Wiley guy? Nope, he's an antisemite...
The story of Wiley, the Twitter 'silence', and selective anger about social media.
Let’s begin with a definition:
Defamation is the oral or written communication of a false statement about another that unjustly harms their reputation and usually constitutes a tort or crime.
Wiley is an antisemite.
There is no false statement in the sentence above. Wiley, the Grime artist formerly known as the ‘godfather’ of the scene long ago soiled what reputation he had with social media outbursts and an embarrassing clash with Stormzy, but his long and sustained hate attack on Jewish people — a string of tweets followed by further hatred posted on Facebook, have shown him to be meritless.
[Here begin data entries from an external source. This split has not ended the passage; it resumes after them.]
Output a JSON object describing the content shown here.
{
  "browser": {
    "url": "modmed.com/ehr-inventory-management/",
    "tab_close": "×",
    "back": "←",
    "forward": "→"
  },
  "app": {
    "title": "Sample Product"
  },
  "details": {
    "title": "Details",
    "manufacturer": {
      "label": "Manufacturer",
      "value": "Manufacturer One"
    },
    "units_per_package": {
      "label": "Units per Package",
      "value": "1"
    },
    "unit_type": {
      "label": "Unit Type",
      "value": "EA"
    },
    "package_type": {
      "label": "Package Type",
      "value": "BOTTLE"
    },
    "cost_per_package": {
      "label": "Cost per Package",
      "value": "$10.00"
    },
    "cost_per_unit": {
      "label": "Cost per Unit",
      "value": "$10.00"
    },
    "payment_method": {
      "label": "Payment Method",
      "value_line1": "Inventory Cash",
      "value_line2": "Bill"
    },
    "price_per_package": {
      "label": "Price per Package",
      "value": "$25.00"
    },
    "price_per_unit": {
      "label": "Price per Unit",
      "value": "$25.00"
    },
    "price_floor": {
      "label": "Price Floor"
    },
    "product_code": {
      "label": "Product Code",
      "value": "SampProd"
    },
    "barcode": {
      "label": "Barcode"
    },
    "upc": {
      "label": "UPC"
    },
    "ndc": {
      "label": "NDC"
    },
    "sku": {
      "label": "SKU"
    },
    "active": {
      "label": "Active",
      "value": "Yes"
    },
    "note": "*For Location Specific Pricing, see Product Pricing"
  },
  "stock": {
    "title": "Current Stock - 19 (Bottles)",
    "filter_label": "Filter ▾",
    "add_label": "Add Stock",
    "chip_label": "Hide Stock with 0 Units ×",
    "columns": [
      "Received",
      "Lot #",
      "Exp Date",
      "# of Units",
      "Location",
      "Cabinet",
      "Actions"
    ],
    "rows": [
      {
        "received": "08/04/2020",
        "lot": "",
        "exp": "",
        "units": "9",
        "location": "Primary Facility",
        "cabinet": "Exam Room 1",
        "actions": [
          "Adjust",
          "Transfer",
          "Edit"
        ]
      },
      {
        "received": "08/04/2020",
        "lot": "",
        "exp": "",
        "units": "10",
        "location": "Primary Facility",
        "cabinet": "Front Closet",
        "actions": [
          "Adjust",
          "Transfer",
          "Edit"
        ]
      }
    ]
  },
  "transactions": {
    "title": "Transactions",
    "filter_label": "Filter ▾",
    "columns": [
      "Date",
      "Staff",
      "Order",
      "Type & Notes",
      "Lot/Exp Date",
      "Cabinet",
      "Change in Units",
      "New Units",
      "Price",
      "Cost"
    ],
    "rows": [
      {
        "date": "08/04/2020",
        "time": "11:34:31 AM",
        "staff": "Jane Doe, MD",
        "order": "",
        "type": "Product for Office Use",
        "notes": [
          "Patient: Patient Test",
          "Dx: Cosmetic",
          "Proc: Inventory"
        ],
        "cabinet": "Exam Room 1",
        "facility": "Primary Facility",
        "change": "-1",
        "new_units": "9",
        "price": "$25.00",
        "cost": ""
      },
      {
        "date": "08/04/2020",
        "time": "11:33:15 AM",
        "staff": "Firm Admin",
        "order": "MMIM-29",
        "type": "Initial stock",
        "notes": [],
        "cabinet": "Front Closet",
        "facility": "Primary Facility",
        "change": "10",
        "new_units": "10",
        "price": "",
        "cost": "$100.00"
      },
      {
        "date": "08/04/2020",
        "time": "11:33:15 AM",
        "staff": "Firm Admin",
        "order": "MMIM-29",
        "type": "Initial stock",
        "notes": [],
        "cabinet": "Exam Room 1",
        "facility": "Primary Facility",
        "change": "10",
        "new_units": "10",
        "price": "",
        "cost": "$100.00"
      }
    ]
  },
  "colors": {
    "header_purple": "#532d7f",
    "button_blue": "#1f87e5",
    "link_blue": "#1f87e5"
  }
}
The man is a racist and an adherent of every offensive conspiracy theory going.
Facebook has now removed Wiley from its platform, shutting down his Facebook and Instagram accounts. A company spokesperson said: “There is no place for hate speech on Facebook and Instagram. After initially placing Wiley’s accounts in a seven-day block, we have now removed both his Facebook and Instagram accounts for repeated violations of our policies.”
Good.
Wiley’s Twitter account remains live. The slowness of Twitter’s response — hardly surprising from a company that has often struggled to dump Nazis off the platform — led to a patchily-supported ‘silence’ protest where prominent (and less prominent) Twitter users left the platform for 48 hours.
Supporters of the boycott included Gary Lineker, Alan Sugar, and a number of MPs. Twitter does need to take stronger action on antisemitism, but also other forms of racism too. The site is rife with anti-blackness, Jew-hatred, hatred directed at Gypsys, Travellers and Roma people, hatred directed at disabled people, hatred focused on Asian people… bigotry of all kinds.
On the day that the silent protest began, The Times published the column that I photographed for the following tweet:
When does the boycott of The Times begin?
Because Clare Foges has, repeatedly, written dehumanising columns about Travellers.
When does the boycott of The Sun, The Daily Mail, and The Times begin?
Because all of those papers have published racially-coded articles about Meghan Markle just this week.
We know the answer. Those boycotts will not come, because those boycotts would hurt the big names where it matters: Their bank balances.
Twitter and other social media sites are the biggest rivals for newspapers. They take away reading time and provide an alternative way of accessing news. Of course, newspapers focus on abuse, harassment and racism on social media while trafficking it in their own pages. It’s a business decision.